Design a video sharing service like Youtube where users will be able to upload/view/search videos.
Requirements
Functional Requirement
Users should be able to upload videos
Users should be able to share/view videos
Users should be able to search videos
System should be able to record stats (likes,etc)
Users should be able to add/view comments
Non-Functional Requirement
Low latency : Users should be able to view videos without much lag
Consistency : System should provide same videos to users in all devices
Available : System must be highly avialable
Reliable : System should not lose data
Out of Scope
Video recommendation
Channel subscription
Watch later
Capacity Management
Users estimate
Assume total user : 1.5 Billion
Active users : 800 M (daily)
On average , user views 5 videos per day
Total video views per second = 800M * 5 / 86400 sec => 46K videos/sec
Upload estimate
Assume upload:view ratio 1:200
For every video upload , we have 200 video views
46K / 200 => 230 videos/sec
Storage estimate
Assume every minute 500 hours worth of videos are uploaded
On average, 1 min of video needs 50 Mb
Total storage = 500 hours * 60 min * 50MB => 1500 GB/min (25 GB/sec)
Not taking replication and compression into account
Bandwidth estimate
With 500 hours of video upload per min
Each video upload takes a bandwidth of 10 Mb/min
Total : 500 hours * 60 mins * 10MB => 300GB/min (5GB/sec)
Assuming an upload:view ratio of 1:200, we would need 1TB/s outgoing bandwidth
System API
We can have SOAP or REST APIs to expose the functionality of our service. The following could be
the definitions of the APIs for uploading and searching videos:
api_dev_key (string): The API developer key of a registered account. This will be used to, among other
things, throttle users based on their allocated quota.
video_title (string): Title of the video.
video_description (string): Optional description of the video.
tags (string[]): Optional tags for the video.
category_id (string): Category of the video, e.g., Film, Song, People, etc.
default_language (string): For example English, Mandarin, Hindi, etc.
recording_details (string): Location where the video was recorded.
video_contents (stream): Video to be uploaded.
Returns: (string)
A successful upload will return HTTP 202 (request accepted) and once the video encoding is completed
the user is notified through email with a link to access the video. We can also expose a queryable API
to let users know the current status of their uploaded video.
api_dev_key (string): The API developer key of a registered account of our service.

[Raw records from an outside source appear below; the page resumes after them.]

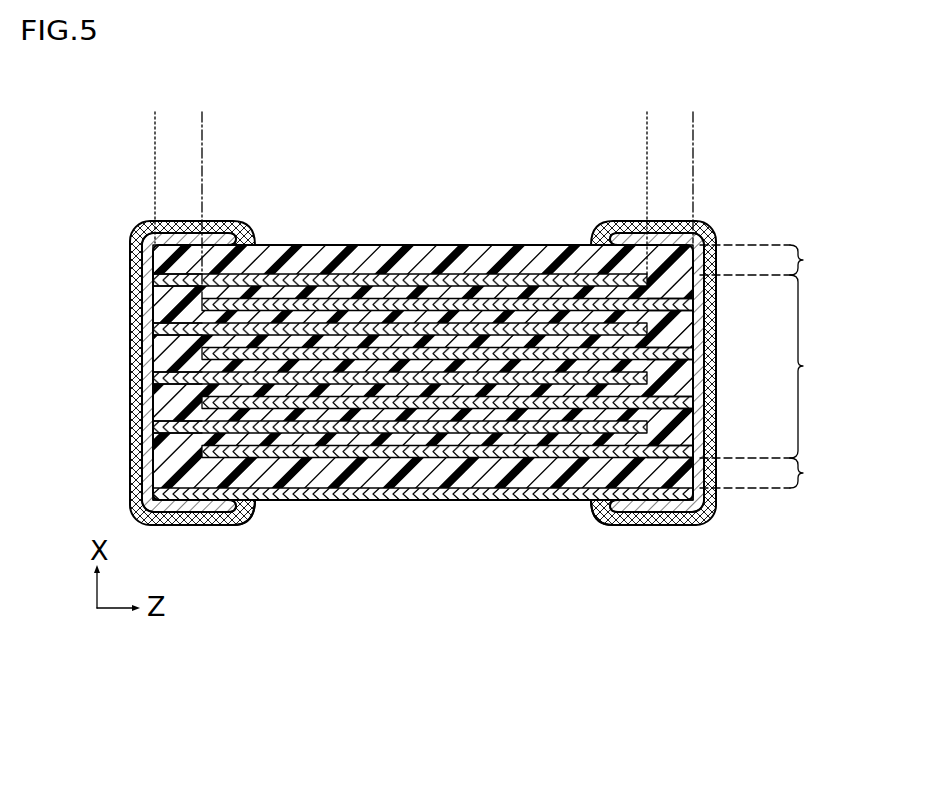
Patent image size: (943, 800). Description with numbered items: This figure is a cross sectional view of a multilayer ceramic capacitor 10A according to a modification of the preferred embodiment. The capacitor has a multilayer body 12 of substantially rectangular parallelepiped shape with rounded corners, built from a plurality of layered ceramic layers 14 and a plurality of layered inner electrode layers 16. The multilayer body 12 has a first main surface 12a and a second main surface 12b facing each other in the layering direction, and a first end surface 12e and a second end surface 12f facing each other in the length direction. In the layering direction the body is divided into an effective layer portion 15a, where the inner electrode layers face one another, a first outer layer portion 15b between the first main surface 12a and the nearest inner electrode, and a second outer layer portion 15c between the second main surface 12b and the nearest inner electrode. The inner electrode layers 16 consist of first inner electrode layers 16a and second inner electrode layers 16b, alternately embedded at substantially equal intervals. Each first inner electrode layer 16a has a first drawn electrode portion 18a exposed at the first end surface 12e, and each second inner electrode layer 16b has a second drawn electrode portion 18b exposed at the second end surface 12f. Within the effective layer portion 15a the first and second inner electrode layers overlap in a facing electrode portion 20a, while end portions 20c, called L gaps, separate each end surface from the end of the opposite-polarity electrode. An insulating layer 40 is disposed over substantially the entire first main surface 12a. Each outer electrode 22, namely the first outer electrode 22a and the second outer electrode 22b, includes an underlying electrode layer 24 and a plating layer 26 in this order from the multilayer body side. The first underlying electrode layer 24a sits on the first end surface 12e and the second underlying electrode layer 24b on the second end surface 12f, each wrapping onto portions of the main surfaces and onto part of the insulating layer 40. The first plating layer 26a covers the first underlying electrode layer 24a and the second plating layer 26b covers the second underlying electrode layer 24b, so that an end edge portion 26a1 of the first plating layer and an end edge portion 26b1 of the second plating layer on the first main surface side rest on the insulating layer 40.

The multilayer ceramic capacitor 10A is at (106, 201).
The multilayer body 12 is at (461, 240).
The first main surface 12a is at (472, 500).
The second main surface 12b is at (422, 244).
The first end surface 12e is at (153, 354).
The second end surface 12f is at (694, 372).
The ceramic layers 14 is at (503, 316).
The effective layer portion 15a is at (819, 366).
The first outer layer portion 15b is at (805, 473).
The second outer layer portion 15c is at (805, 260).
The inner electrode layers 16 is at (221, 677).
The first inner electrode layers 16a is at (317, 328).
The second inner electrode layers 16b is at (371, 357).
The first drawn electrode portion 18a is at (180, 327).
The second drawn electrode portion 18b is at (683, 353).
The facing electrode portion 20a is at (647, 112).
The end portions 20c is at (202, 112).
The outer electrode 22 is at (351, 677).
The first outer electrode 22a is at (315, 166).
The second outer electrode 22b is at (638, 166).
The underlying electrode layer 24 is at (483, 677).
The first underlying electrode layer 24a is at (205, 237).
The second underlying electrode layer 24b is at (615, 234).
The plating layer 26 is at (612, 677).
The first plating layer 26a is at (228, 224).
The second plating layer 26b is at (628, 224).
The end edge portion 26a1 is at (257, 503).
The end edge portion 26b1 is at (593, 503).
The insulating layer 40 is at (313, 499).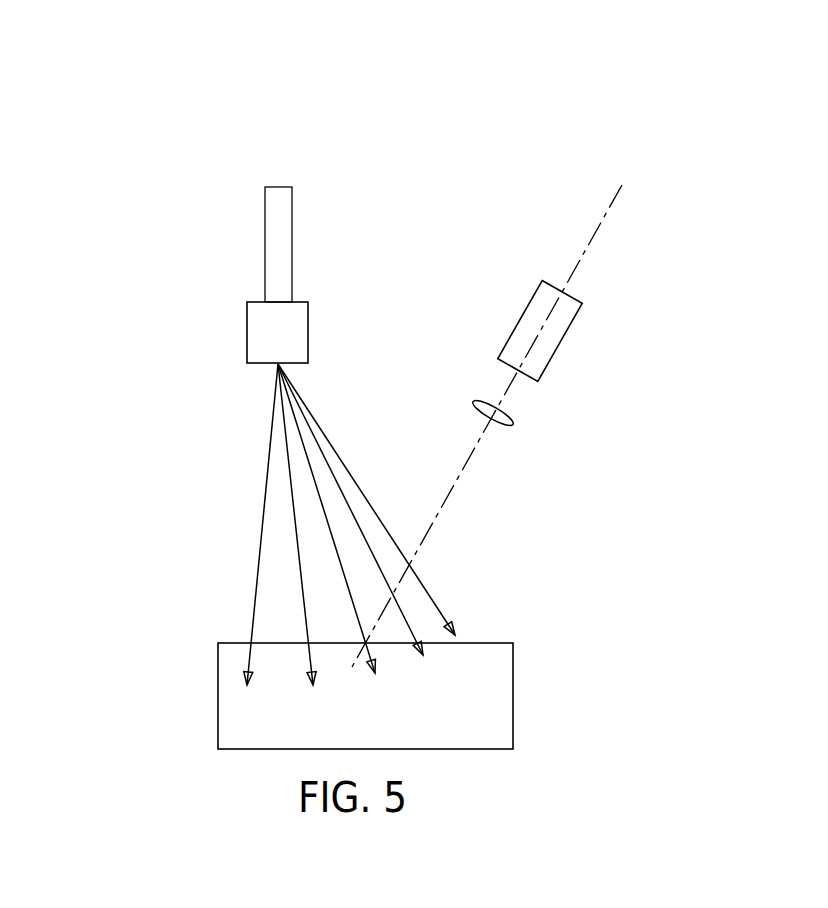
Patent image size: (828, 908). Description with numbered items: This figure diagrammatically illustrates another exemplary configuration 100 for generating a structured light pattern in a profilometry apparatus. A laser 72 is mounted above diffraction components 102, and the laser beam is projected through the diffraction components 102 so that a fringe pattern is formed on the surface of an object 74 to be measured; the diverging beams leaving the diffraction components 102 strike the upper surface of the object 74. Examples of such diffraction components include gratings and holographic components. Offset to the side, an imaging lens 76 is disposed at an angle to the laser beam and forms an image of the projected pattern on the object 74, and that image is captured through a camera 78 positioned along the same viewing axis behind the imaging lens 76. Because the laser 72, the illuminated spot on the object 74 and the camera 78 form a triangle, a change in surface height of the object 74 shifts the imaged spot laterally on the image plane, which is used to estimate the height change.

search_query (string): A string containing the search terms.
user_location (string): Optional location of the user performing the search.
maximum_videos_to_return (number): Maximum number of results returned in one request.
page_token (string): This token will specify a page in the result set that should be returned.
Returns: (JSON)
A JSON containing information about the list of video resources matching the search query. Each video
resource will have a video title, a thumbnail, a video creation date, and a view count.
api_dev_key (string): The API developer key of a registered account of our service.
video_id (string): A string to identify the video.
offset (number): We should be able to stream video from any offset; this offset would be a time in seconds from the beginning of the video. If we support playing/pausing a video from multiple devices. We will need to store the offset on the server. This will enable the users to start watching a video on any
device from the same point where they left off.
codec (string) & resolution(string): We should send the codec and resolution info in the API from the
client to support play/pause from multiple devices. Imagine you are watching a video on your TV’s
Netflix app, paused it, and started watching it on your phone’s Netflix app. In this case, you would need
codec and resolution, as both these devices have a different resolution and use a different codec.
Returns: (STREAM)
A media stream (a video chunk) from the given offset
High Level Design
Processing Queue: Each uploaded video will be pushed to a processing queue to be de-queued
later for encoding, thumbnail generation, and storage.
Encoder: To encode each uploaded video into multiple formats.
Thumbnails generator: To generate a few thumbnails for each video.
Video and Thumbnail storag: To store video and thumbnail files in some distributed file
storage.
User Database: To store user’s information, e.g., name, email, address, etc.
Video metadata storage: A metadata database to store all the information about videos like
title, file path in the system, uploading user, total views, likes, dislikes, etc. It will also be used
to store all the video comments.
Cache for hot users or influencers
Read more about cache from here
Apply 80-20 rule
It means 20% of daily read volume for video is generating 80% of traffic which means that certain videos (hot users/trending/influencers) are so popular that the majority of people view them. This dictates that we can try to cache 20% of daily view volume of videos and metadata.